Kokkos vs. Reference Version

Since the reference version does not provide thread parallelization inside individual walkers the comparison is run with a single thread per walker, as far as possible. On KNL this didn't work for larger problem sizes since the HBM memory is much more size constraint. For the larger problemsize of 6k electrons, 32 threads per walker were used on KNL.

Performance miniQMC: Kokkos vs. Reference on Intel Haswell

Performance miniQMC: Kokkos vs. Reference on Intel KNL

On CPU and KNL performance is very comparable to the reference version with the exception of the Diffusion Jastrow computation. The cause for that slowdown was not yet investigated. The reasonably well optimized diffusion SPO evaluation is with a few % points of the reference version.

GPU - Simulating the Effect of Partitioning

Since the partition_master master capability is not yet available for the CUDA backend, the attempt was made to mimic the effect using multiple processes. The below plot shows the aggregate sampling rate for multiple concurrent processes sharing a single P100 GPU. The sampling rate is computed as num_walkers * num_iterations / time. Since only the SPO evaluation in Diffusion is reasonably optimized, the analysis is restricted to it.

Performance miniQMC: GPU - Mimic Partitioning

Nested Threading on HSW

Ideally the aggregate sampling rate should be independent of the choice of how many walkers per node vs. how many threads per walker are used, as long as the total amount of threads is constant. This obviously breaks down for small problem sizes, where the amount of parallelism available within each walker is low. That said due to initilization cost it may be profitable to use multiple threads per walker, even if the sampling rate is somewhat lower, since more of the computed MC steps would be computational useful instead of consumed by system equilibration.
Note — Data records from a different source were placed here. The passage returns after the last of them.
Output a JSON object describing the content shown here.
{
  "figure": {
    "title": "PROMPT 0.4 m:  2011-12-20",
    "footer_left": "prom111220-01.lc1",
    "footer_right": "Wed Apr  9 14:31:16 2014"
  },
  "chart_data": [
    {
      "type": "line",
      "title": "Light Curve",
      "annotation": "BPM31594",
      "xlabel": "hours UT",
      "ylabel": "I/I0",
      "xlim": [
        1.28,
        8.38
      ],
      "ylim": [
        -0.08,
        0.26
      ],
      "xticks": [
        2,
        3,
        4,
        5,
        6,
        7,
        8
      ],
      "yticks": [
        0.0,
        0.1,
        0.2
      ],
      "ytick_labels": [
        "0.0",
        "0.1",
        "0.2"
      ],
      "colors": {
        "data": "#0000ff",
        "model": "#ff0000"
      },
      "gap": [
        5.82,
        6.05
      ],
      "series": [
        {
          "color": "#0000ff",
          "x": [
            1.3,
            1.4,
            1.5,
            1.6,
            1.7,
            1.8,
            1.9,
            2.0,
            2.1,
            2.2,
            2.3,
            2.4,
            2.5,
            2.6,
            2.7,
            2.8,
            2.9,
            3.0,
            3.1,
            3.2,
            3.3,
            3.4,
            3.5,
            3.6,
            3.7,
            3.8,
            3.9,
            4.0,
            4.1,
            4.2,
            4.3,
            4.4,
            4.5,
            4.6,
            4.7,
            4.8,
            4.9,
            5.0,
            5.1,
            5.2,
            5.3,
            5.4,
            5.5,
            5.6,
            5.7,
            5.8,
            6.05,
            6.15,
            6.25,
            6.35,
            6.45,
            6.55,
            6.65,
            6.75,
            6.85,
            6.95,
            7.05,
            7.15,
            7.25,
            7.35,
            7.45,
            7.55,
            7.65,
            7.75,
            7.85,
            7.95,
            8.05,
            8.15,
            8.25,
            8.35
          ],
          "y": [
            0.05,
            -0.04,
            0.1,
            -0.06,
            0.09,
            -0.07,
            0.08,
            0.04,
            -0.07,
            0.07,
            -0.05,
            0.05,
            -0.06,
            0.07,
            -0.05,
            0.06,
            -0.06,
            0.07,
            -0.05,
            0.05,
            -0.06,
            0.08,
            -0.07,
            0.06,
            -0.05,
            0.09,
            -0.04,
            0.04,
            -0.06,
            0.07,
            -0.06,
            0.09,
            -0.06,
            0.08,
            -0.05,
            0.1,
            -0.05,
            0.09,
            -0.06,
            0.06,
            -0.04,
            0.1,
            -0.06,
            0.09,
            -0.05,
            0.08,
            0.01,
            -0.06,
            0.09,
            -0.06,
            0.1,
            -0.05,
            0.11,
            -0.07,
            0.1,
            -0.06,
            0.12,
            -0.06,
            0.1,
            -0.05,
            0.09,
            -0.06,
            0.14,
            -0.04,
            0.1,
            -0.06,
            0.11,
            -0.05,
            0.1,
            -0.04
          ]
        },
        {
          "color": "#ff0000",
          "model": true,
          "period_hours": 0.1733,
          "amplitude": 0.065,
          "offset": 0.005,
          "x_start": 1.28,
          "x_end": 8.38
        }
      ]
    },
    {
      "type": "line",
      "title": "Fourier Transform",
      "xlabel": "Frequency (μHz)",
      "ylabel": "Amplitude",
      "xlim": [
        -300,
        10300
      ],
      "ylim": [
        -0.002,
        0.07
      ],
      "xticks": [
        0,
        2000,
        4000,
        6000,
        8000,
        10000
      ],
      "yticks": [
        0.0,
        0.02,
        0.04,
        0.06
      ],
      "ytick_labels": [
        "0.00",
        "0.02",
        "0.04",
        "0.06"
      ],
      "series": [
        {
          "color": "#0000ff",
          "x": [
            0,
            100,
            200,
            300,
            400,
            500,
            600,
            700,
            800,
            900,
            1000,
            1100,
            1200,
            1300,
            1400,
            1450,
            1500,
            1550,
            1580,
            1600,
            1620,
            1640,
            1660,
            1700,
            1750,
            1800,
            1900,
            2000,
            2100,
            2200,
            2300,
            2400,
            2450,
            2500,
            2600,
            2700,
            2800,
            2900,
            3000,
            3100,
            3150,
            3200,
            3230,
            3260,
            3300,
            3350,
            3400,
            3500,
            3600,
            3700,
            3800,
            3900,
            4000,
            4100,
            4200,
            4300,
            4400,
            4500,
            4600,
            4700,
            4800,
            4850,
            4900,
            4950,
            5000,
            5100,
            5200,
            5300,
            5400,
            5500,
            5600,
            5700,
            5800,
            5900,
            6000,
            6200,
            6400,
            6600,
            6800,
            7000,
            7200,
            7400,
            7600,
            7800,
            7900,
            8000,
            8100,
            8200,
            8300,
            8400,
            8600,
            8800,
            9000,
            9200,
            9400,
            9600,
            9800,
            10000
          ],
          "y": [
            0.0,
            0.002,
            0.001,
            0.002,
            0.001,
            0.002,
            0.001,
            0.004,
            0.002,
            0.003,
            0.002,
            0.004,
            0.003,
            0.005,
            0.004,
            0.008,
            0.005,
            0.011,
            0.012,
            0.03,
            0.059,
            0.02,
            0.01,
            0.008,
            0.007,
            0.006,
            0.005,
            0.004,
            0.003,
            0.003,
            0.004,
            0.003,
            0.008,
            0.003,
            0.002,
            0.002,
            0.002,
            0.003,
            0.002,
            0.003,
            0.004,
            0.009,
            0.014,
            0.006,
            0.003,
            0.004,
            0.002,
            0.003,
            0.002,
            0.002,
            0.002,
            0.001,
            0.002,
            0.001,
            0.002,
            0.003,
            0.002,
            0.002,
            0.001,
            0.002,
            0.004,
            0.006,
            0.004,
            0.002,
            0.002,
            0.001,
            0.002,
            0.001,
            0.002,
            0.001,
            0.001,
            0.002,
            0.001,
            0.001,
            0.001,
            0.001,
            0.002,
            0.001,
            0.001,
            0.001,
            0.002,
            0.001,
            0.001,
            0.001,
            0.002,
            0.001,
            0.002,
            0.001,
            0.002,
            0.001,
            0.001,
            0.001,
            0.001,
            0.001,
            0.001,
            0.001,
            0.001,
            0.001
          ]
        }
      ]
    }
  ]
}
The following plot uses a Figure of Merit (FOM) for the SPO evaluation which is proportional to the achieved flop rate. It is computed as (num_walkers * num_iterations /time) * num_electrons * num_electrons * 1e-6.

Performance miniQMC: Walker Threading on Haswell

As can be seen for problem sizes larger than 2k electrons using multiple threads per walker always provides a benefit. Below that it may depend on the number equilibration vs. collection MC steps during a run.

Architecture Comparison

Last but not least the following plot shows an architecture comparison, using the optimal choice of threads per walker for each problem size and architecture individually.

Performance miniQMC: Architecture Comparison

At 3k electrons largely equivalent performance is achieved across the three architectures, but while Haswell provides a flat performance profile, GPUs clearly need bigger problem sizes and KNL suffers at the largest problem sizes. The GPU issues should be mitigated by a proper partition_master implementation in Kokkos, since it will eliminate a number of restrictions and performance issues caused by using multiple processes per GPU. The KNL performance degradation in particular at 12k electrons, might be caused by running the HBM memory close to its capacity limit, but a more detailed investigation will be necessary.

Acknowledgements

This research was supported by the Exascale Computing Project (ECP), Project Number: 17-SC-20-SC, a collaborative effort of two DOE organizations—the Office of Science and the National Nuclear Security Administration responsible for the planning and preparation of a capable exascale ecosystem including software, applications, hardware, advanced system engineering, and early testbed platforms to support the nation’s exascale computing imperative.